Let’s start with some positive news. India has got around 71% of its average rainfall till now. Use-wise, this is more than double the quantity of rain we need in a year. Not to waste this, the country has woven a web of an unprecedented 0.8 million water harvesting or conservation and drought-proofing structures since March under the National Rural Employment Guarantee Scheme (NREGS).
Moreover, since 2006, NREGS has created another two million such structures with storage capacity of 523 million cu. m that must have harvested enough water from the last two normal monsoons. And to make things easier for small farmers, NREGS has treated 10 million hectares (ha) of drought-prone farmland in the last three years. Ideally, the country should celebrate such a time in history.

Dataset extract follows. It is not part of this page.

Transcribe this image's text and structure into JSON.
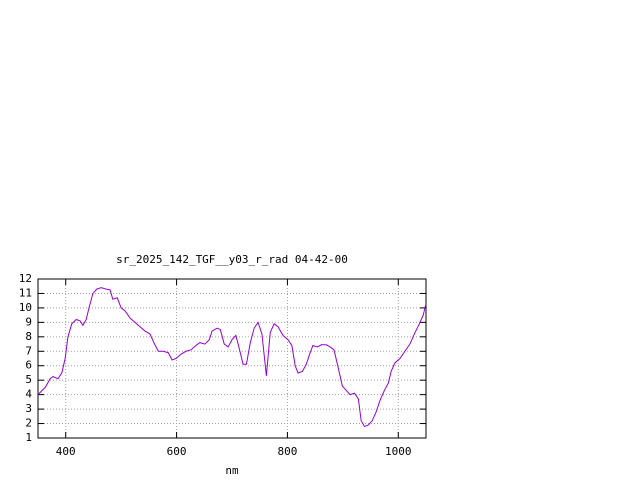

NREGS was conceived in 2005 to render Indian villages drought-proof, reduce farm distress and usher in rural prosperity using the precious capital of human labour. Each of the water structures created—the rate of which is historic compared with other public wage programmes in the past—is an effective economic instrument for the small farmers who account for close to 20% of gross domestic product.
So an inevitable question is: Why have these structures not averted the drought of 2009? Rather, the current drought is turning out to be the fourth severest drought of the last century. The government’s reaction is usual: mount emergency relief as we have been doing for at least a hundred years.
It isn’t that NREGS has not helped. The fact is that a substantial number of farmers have sailed through the deficit monsoon using NREGS structures. NREGS is the cheapest irrigation mode for the government, costing one-tenth of the current average of Rs1.5 lakh per ha of irrigation. It means NREGS has the potential not only to make the country drought-proof, but also to do it at least cost.
But a closer look at the government data still shows how we lost this opportunity. First, out of the total works created, the average of the last three years shows that at least 50% have not been completed or have been abandoned halfway. As of 28 August, only 16% of water conservation and less than 10% of drought-proofing works have been completed. We have wasted close to one million water harvesting structures which would have been useful in averting the drought by retaining surplus water from the last two normal monsoons as well as by retaining flowing water from the current monsoon.
In fact, a district-wise assessment shows that a majority of the drought-prone districts have a large number of water conservation works pending completion. Take Anantapur district of Andhra Pradesh, a chronic drought-prone district from where NREGS was, in fact, first launched. In 2009, it only completed 29 drought-proofing works out of the total 7,981 undertaken in this district in the last five months.
Second, most of the structures created in the last three years don’t have any concrete plan for maintenance and operation. This means those which could be completed have not been maintained well enough to be effective. Third, a handful of five states account for close to 90% of such works, thus not making water conservation a countrywide priority. This despite the fact that 68% of net sown areas of the country are drought-prone.
After the severe drought of 2002, both the Union and state governments realized that drought is not a rainfall disaster, but a condition created more out of mismanagement of rainfall. NREGS is a creative formalization of that realization. It will be a criminal oversight if we let this remain unrealized.